Opinião
O OE16 e a balança de bens
É (quase) sempre assim: o aumento de rendimento das famílias contribui para o desequilíbrio da balança de bens. A ideia subjacente, fácil de replicar com plausibilidade, é a de que os portugueses tendem a utilizar o aumento de rendimento em produtos importados.
Como bem sublinha a UTAO na "Análise ao Esboço do Orçamento do Estado 2016" (p.10), "(…) a análise histórica tem mostrado uma elevada consistência entre ciclos de aumento do consumo privado e o aumento do peso dos bens duradouros, com maior peso de importações". Contudo, o consumo privado - pela análise realizada tendo por objeto o ano 2008 - incorpora menos importações (26%) por comparação com a FBCF (39%) e com as exportações (42%); e, adicionalmente, o consumo privado de bens duradouros incorpora mais importações (90%) do que de bens não duradouros (alimentares 57% e não alimentares 21% - p. 10).
Ora este aspeto é particularmente importante - sem prejuízo de outros considerandos de natureza política e social - quer para o desenvolvimento da política de rendimentos, quer ainda para a (re)distribuição do esforço fiscal. Primeiro, porque nem todas os estratos de rendimento consomem bens (e serviços) com o mesmo nível de conteúdo importado, e segundo, porque uma adequada política fiscal pode funcionar como uma "tarifa interna" que, com elasticidades positivas, resulta num elemento mitigador do efeito do aumento de rendimento sobre as importações (em particular de bens duradouros).
No caso da política de rendimentos, no OE16, a opção política foi a de um combate às desigualdades, com reforço das disponibilidades das famílias com menos recursos. Por isso, o OE16 repõe os mínimos sociais (CSI, RSI e repõe abono de família a muitos agregados familiares), assim como reduz a sobretaxa de forma progressiva. Esta opção, que também está presente na eliminação do quociente familiar e na introdução de uma dedução à coleta de 550 euros por descendente, permite focar o aumento de rendimentos nos agregados familiares com menor propensão ao consumo de bens duradouros, e por isso com menos impacto nas importações.
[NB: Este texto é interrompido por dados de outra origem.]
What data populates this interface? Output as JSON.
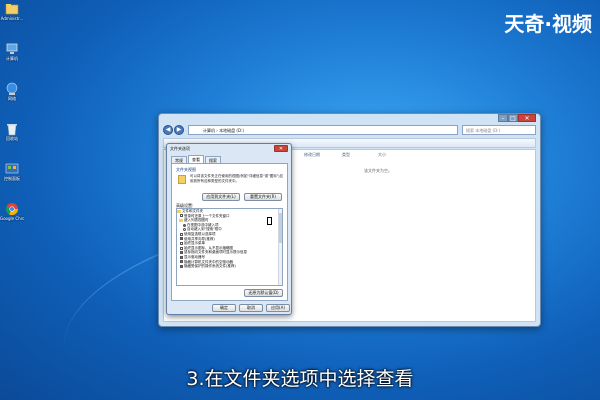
{
  "watermark": {
    "logo_text": "天奇·视频"
  },
  "caption": "3.在文件夹选项中选择查看",
  "desktop_icons": [
    {
      "label": "Administr...",
      "icon": "user-folder-icon"
    },
    {
      "label": "计算机",
      "icon": "computer-icon"
    },
    {
      "label": "网络",
      "icon": "network-icon"
    },
    {
      "label": "回收站",
      "icon": "recycle-bin-icon"
    },
    {
      "label": "控制面板",
      "icon": "control-panel-icon"
    },
    {
      "label": "Google Chrome",
      "icon": "chrome-icon"
    }
  ],
  "explorer": {
    "address": "计算机 › 本地磁盘 (D:)",
    "search_placeholder": "搜索 本地磁盘 (D:)",
    "columns": [
      "修改日期",
      "类型",
      "大小"
    ],
    "empty_message": "该文件夹为空。"
  },
  "dialog": {
    "title": "文件夹选项",
    "tabs": [
      "常规",
      "查看",
      "搜索"
    ],
    "active_tab": "查看",
    "folder_views_label": "文件夹视图",
    "folder_views_desc": "可以将该文件夹正在使用的视图(例如\"详细信息\"或\"图标\")应用到所有这种类型的文件夹中。",
    "apply_to_folders": "应用到文件夹(L)",
    "reset_folders": "重置文件夹(R)",
    "advanced_label": "高级设置:",
    "advanced_items": [
      {
        "text": "文件和文件夹",
        "kind": "folder"
      },
      {
        "text": "登录时还原上一个文件夹窗口",
        "kind": "check",
        "checked": false
      },
      {
        "text": "键入列表视图时",
        "kind": "folder"
      },
      {
        "text": "在视图中选中键入项",
        "kind": "radio",
        "checked": true
      },
      {
        "text": "自动键入到\"搜索\"框中",
        "kind": "radio",
        "checked": false
      },
      {
        "text": "使用复选框以选择项",
        "kind": "check",
        "checked": false
      },
      {
        "text": "使用共享向导(推荐)",
        "kind": "check",
        "checked": true
      },
      {
        "text": "始终显示菜单",
        "kind": "check",
        "checked": false
      },
      {
        "text": "始终显示图标，从不显示缩略图",
        "kind": "check",
        "checked": false
      },
      {
        "text": "鼠标指向文件夹和桌面项时显示提示信息",
        "kind": "check",
        "checked": true
      },
      {
        "text": "显示驱动器号",
        "kind": "check",
        "checked": true
      },
      {
        "text": "隐藏计算机文件夹中的空驱动器",
        "kind": "check",
        "checked": true
      },
      {
        "text": "隐藏受保护的操作系统文件(推荐)",
        "kind": "check",
        "checked": true
      }
    ],
    "restore_defaults": "还原为默认值(D)",
    "ok": "确定",
    "cancel": "取消",
    "apply": "应用(A)"
  }
}
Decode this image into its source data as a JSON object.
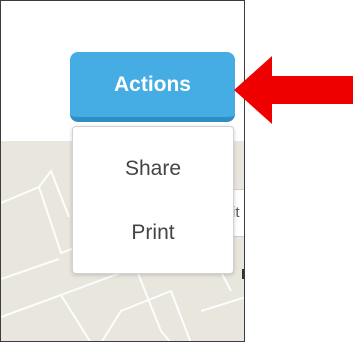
{
  "actions_button": {
    "label": "Actions",
    "color": "#45ace4"
  },
  "dropdown": {
    "items": [
      {
        "label": "Share"
      },
      {
        "label": "Print"
      }
    ]
  },
  "map": {
    "background_color": "#e8e6dd",
    "search_field_partial_text": "it"
  },
  "annotation": {
    "arrow_color": "#ee0000",
    "arrow_icon": "red-arrow-pointing-left-icon"
  }
}
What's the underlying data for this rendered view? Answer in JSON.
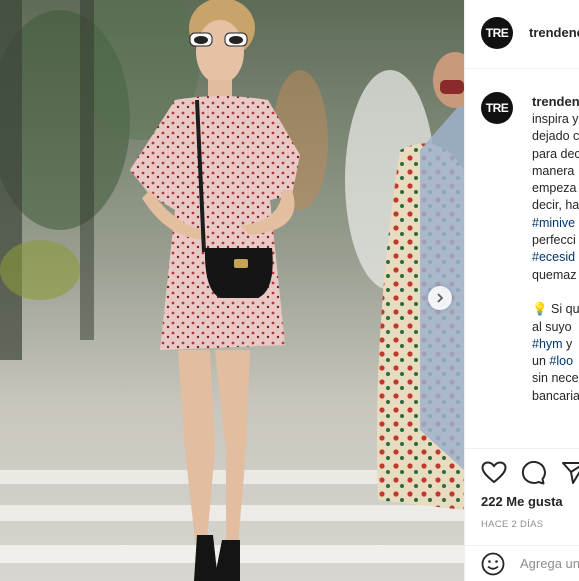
{
  "post": {
    "username": "trendencias",
    "avatar_text": "TRE",
    "caption_lines": [
      {
        "text": "inspira y"
      },
      {
        "text": "dejado c"
      },
      {
        "text": "para dec"
      },
      {
        "text": "manera"
      },
      {
        "text": "empeza"
      },
      {
        "text": "decir, ha"
      },
      {
        "text": "#minive",
        "tag": true
      },
      {
        "text": "perfecci"
      },
      {
        "text": "#ecesid",
        "tag": true
      },
      {
        "text": "quemaz"
      },
      {
        "text": ""
      },
      {
        "text": "💡 Si qu"
      },
      {
        "text": "al suyo"
      },
      {
        "text": "#hym y",
        "mixed": true
      },
      {
        "text": "un #loo",
        "mixed2": true
      },
      {
        "text": "sin nece"
      },
      {
        "text": "bancaria"
      }
    ],
    "likes_text": "222 Me gusta",
    "time_ago": "HACE 2 DÍAS",
    "comment_placeholder": "Agrega un comentario..."
  },
  "icons": {
    "like": "heart-icon",
    "comment": "comment-icon",
    "share": "share-icon",
    "emoji": "emoji-icon",
    "next": "chevron-right-icon"
  },
  "colors": {
    "link": "#00376b",
    "text": "#262626",
    "muted": "#8e8e8e",
    "border": "#efefef"
  }
}
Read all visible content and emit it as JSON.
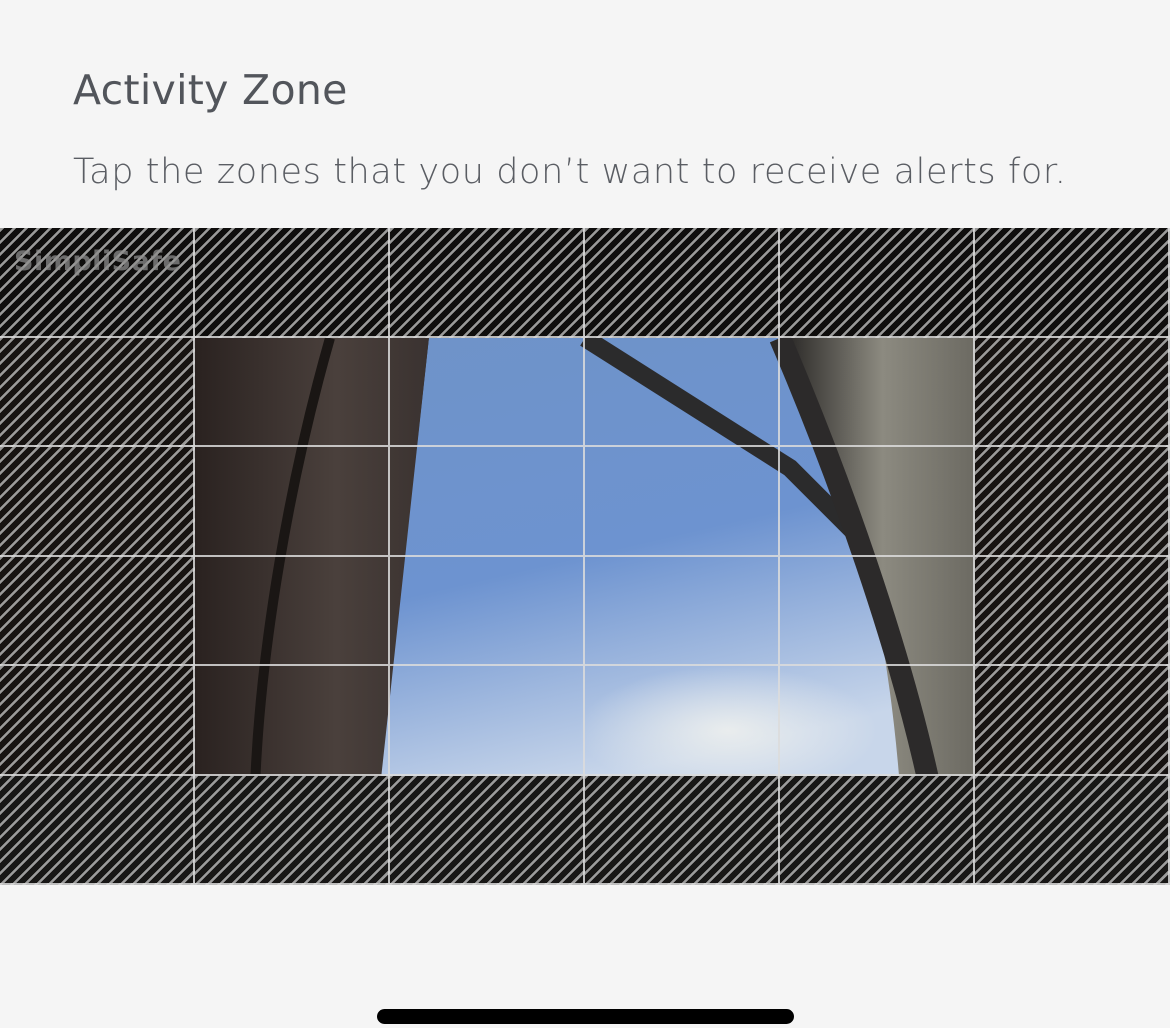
{
  "header": {
    "title": "Activity Zone",
    "subtitle": "Tap the zones that you don’t want to receive alerts for."
  },
  "camera": {
    "watermark": "SimpliSafe",
    "grid": {
      "columns": 6,
      "rows": 6,
      "excluded_cells": [
        [
          true,
          true,
          true,
          true,
          true,
          true
        ],
        [
          true,
          false,
          false,
          false,
          false,
          true
        ],
        [
          true,
          false,
          false,
          false,
          false,
          true
        ],
        [
          true,
          false,
          false,
          false,
          false,
          true
        ],
        [
          true,
          false,
          false,
          false,
          false,
          true
        ],
        [
          true,
          true,
          true,
          true,
          true,
          true
        ]
      ]
    }
  },
  "colors": {
    "background": "#f5f5f5",
    "text": "#52555b",
    "grid_line": "#dcdcdc",
    "home_indicator": "#000000"
  }
}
Como bem nota a UTAO no suprarreferido documento (p. 11) - "(…) poderá encontrar-se alguma evidência de associação entre a diminuição da desigualdade e a diminuição do peso de bens duradouros, o que (poderá ser) justificado pelo aumento do consumo de bens não duradouros das famílias com mais baixo rendimento e maior propensão marginal a consumir". Quer isto dizer, uma política de rendimentos mais focada nos agregados familiares com menos recursos não tem o mesmo impacto que o aumento de rendimentos em famílias com mais recursos.
Se a esta opção política somarmos o efeito preço - pelo aumento do imposto sobre veículos, assim como sobre os combustíveis (um bem não duradouro, mas com forte componente importada) -, podemos construir uma solução onde o aumento de rendimentos tem um menor impacto sobre as importações, e por isso com menor contributo para as necessidades líquidas de financiamento da economia portuguesa (ou seja, menos dívida).
Se por efeito da política de rendimentos e de política fiscal reduzirmos as desigualdades, redistribuindo o esforço fiscal, podemos consolidar contas públicas, diminuir o peso da dívida (em % do PIB), com mais crescimento e emprego, mantendo, ainda assim, uma balança de bens e serviços com "superavit" (1,2% in "Relatório do OE16", p. 17), vamos no caminho certo. A política económica e orçamental é feita de escolhas. Há sempre alternativa.